The main ground on which this claim for recompense is based, and which the Sheriff-substitute has affirmed, is this—that the pursuer, at the time when he made the improvements and until 12th January 1923 when the final interlocutor in the Court of Session action was pronounced,

believed that he was the owner of the house; that he, acting in that mistaken but honest belief, expended money in improving the house which he now knows belongs to the defender; and that the defender as owner of the house has been lucrata by that expenditure.

Now, in answer to this case, the defender advanced two main contentions. The first was that the pursuer's averments, as to which proof has been taken, are irrelevant, and the second is that the pursuer has not proved his case. As to relevancy, the defender's argument, as I understood it, was this: the disposition must necessarily be founded on by the pursuer in order to instruct the defender's ownership of the house. That deed, it is said, proves donation, trust having been negatived by the Court of Session.

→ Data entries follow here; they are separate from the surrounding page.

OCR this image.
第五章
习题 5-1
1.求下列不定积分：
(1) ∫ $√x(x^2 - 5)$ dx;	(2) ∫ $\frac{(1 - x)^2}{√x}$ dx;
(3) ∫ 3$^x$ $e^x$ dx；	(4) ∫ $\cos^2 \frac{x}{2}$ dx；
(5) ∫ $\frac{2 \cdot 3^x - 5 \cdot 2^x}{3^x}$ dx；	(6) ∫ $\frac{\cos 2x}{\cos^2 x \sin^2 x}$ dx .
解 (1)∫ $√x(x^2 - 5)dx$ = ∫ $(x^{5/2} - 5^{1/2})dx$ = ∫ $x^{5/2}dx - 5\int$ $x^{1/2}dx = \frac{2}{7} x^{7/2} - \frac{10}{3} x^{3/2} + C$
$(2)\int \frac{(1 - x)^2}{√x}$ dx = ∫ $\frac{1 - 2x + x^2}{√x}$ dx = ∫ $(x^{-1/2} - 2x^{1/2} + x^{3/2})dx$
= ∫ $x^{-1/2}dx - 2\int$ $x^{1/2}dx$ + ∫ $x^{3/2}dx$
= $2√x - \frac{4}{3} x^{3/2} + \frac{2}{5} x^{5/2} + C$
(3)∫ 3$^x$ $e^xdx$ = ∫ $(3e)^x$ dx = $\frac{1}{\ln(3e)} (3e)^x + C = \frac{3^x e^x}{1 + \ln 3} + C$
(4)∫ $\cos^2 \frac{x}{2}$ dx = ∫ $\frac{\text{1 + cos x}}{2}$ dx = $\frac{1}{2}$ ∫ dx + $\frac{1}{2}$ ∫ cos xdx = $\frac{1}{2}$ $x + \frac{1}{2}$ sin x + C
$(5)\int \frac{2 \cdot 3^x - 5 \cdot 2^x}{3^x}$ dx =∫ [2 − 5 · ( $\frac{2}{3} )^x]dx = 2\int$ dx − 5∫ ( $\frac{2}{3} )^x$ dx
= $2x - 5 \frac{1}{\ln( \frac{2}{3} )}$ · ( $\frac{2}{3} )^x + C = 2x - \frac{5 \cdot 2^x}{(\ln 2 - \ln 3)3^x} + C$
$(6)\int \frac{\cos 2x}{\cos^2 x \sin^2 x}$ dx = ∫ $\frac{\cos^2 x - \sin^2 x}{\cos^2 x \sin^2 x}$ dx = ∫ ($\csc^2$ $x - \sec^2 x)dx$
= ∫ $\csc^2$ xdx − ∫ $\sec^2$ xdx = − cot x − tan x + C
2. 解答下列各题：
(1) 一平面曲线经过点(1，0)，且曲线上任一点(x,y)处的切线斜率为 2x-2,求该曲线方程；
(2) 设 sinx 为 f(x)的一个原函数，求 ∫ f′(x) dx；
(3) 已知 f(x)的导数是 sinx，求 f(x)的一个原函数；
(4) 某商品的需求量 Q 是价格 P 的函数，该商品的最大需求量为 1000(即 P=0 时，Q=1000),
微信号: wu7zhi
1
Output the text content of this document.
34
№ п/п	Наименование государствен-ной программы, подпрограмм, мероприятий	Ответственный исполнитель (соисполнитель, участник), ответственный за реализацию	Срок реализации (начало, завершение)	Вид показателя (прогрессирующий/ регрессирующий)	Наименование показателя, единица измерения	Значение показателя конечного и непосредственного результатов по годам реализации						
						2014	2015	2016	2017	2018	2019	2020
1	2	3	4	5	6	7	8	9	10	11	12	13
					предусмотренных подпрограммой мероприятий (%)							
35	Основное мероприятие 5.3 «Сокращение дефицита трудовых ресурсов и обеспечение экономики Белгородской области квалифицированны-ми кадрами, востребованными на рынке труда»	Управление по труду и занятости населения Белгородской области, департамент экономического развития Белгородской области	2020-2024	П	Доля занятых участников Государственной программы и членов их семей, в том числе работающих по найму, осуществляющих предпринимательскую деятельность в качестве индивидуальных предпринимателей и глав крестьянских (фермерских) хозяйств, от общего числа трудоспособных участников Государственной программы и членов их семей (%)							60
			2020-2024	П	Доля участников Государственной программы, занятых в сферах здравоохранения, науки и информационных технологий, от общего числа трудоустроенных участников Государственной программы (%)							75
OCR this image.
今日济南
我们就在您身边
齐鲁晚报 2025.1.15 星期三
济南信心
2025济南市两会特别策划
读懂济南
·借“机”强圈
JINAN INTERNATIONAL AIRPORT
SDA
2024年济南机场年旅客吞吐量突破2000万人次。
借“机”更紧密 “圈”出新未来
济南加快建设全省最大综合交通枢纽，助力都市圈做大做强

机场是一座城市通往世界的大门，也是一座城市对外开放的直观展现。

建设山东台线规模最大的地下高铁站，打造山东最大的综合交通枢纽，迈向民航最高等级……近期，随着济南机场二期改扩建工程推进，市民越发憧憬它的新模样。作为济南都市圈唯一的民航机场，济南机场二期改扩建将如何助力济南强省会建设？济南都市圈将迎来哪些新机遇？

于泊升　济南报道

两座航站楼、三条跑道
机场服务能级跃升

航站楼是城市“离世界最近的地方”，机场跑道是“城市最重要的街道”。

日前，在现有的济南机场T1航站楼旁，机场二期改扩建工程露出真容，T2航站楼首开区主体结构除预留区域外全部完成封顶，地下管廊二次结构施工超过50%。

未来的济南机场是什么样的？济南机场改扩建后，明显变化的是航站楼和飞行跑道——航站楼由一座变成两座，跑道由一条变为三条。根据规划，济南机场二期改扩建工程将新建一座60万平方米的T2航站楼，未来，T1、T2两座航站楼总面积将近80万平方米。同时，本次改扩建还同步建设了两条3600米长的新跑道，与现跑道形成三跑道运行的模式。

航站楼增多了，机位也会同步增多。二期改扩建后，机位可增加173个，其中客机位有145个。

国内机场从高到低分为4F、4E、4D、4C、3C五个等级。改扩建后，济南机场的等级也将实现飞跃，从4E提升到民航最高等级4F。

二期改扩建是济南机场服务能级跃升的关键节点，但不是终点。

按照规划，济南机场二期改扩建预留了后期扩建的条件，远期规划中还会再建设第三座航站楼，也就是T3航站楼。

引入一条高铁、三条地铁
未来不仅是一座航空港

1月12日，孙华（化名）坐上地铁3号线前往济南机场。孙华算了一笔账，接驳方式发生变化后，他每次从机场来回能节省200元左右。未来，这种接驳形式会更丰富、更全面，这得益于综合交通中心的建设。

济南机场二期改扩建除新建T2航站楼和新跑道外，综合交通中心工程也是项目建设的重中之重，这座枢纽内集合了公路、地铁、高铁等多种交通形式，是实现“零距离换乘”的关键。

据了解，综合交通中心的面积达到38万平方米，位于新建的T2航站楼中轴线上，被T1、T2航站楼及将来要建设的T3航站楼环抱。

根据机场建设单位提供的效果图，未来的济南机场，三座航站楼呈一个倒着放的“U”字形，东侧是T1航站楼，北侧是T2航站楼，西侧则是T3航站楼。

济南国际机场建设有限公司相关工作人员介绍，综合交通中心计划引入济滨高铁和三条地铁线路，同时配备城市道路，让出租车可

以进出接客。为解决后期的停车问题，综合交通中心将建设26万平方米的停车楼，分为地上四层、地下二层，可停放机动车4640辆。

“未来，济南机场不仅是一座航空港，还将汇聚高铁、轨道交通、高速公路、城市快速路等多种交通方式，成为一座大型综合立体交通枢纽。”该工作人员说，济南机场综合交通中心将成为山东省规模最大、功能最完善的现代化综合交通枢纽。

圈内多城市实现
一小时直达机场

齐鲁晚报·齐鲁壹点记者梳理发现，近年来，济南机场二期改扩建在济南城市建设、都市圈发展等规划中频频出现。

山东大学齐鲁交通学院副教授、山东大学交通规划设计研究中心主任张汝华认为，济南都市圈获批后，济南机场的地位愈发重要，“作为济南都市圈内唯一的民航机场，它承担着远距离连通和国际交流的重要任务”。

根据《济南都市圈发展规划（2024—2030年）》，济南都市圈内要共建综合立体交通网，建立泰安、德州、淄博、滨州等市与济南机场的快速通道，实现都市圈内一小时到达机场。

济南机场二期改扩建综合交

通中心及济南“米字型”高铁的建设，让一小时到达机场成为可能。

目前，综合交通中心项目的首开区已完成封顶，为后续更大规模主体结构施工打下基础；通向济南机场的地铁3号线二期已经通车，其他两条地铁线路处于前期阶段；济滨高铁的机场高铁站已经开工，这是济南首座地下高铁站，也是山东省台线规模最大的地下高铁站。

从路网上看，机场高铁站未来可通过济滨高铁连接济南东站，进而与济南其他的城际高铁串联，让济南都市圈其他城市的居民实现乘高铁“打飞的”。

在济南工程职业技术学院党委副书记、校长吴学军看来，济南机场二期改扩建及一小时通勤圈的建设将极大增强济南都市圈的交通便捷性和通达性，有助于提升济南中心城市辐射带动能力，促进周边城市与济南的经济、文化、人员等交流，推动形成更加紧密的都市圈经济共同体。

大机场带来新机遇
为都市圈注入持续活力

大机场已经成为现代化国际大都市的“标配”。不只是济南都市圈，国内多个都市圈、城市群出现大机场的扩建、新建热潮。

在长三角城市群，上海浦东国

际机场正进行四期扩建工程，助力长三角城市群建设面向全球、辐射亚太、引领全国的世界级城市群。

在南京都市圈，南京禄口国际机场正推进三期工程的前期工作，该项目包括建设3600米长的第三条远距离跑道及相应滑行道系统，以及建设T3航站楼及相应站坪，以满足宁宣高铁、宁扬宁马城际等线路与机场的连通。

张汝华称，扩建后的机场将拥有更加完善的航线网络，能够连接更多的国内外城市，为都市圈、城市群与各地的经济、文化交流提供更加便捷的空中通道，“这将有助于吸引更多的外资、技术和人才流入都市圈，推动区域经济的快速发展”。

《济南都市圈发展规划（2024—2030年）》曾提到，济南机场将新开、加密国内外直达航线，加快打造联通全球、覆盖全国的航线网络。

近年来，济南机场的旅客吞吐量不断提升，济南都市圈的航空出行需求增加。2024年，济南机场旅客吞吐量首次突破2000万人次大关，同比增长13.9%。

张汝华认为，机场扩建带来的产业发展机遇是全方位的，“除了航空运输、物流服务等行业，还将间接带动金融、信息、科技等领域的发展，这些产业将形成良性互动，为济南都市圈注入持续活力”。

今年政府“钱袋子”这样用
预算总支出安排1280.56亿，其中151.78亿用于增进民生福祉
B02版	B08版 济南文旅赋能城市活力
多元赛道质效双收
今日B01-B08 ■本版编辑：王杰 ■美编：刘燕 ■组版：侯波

The meliorations, it was argued, must be held to be part of the gift of the house, and the gift of these, just as much as the gift of the house, is completely proved by the terms of the disposition. It is incompetent, the appellant argued, to attempt to negative this evidence of donation by parole proof.

The answer to all this seems to be that the title is not being attacked and that the inquiry in the case is as to the pursuer's state of mind when the improvements were made by him. The pursuer may be taken to have made a gift by reason of the terms in which the disposition is expressed, although it may be determined, as the result of inquiry, that he did not really intend to make a donation. It therefore seems to me quite competent to inquire by parole testimony as to this state of mind of the pursuer, and the averments of the pursuer as to this matter appear to me to be relevant and to justify the proof allowed by the Sheriffs.

Another argument urged on behalf of the defender was that, in order to warrant a claim for recompense, there must be a title in the pursuer, which must necessarily be a bad title; but, it was contended, if the pursuer had no title at all, there was no room for the claim. I am unable to agree with this contention. It is, in my opinion, enough if the pursuer believed at the time that the improvements were made that he was in a position to claim and get a title as owner. Accordingly, the first contention of the defender to the effect that the pursuer's case is irrelevant seems to me not well founded. [His Lordship then dealt with the evidence, and stated his conclusion that the Sheriff-substitute had reached a right decision.]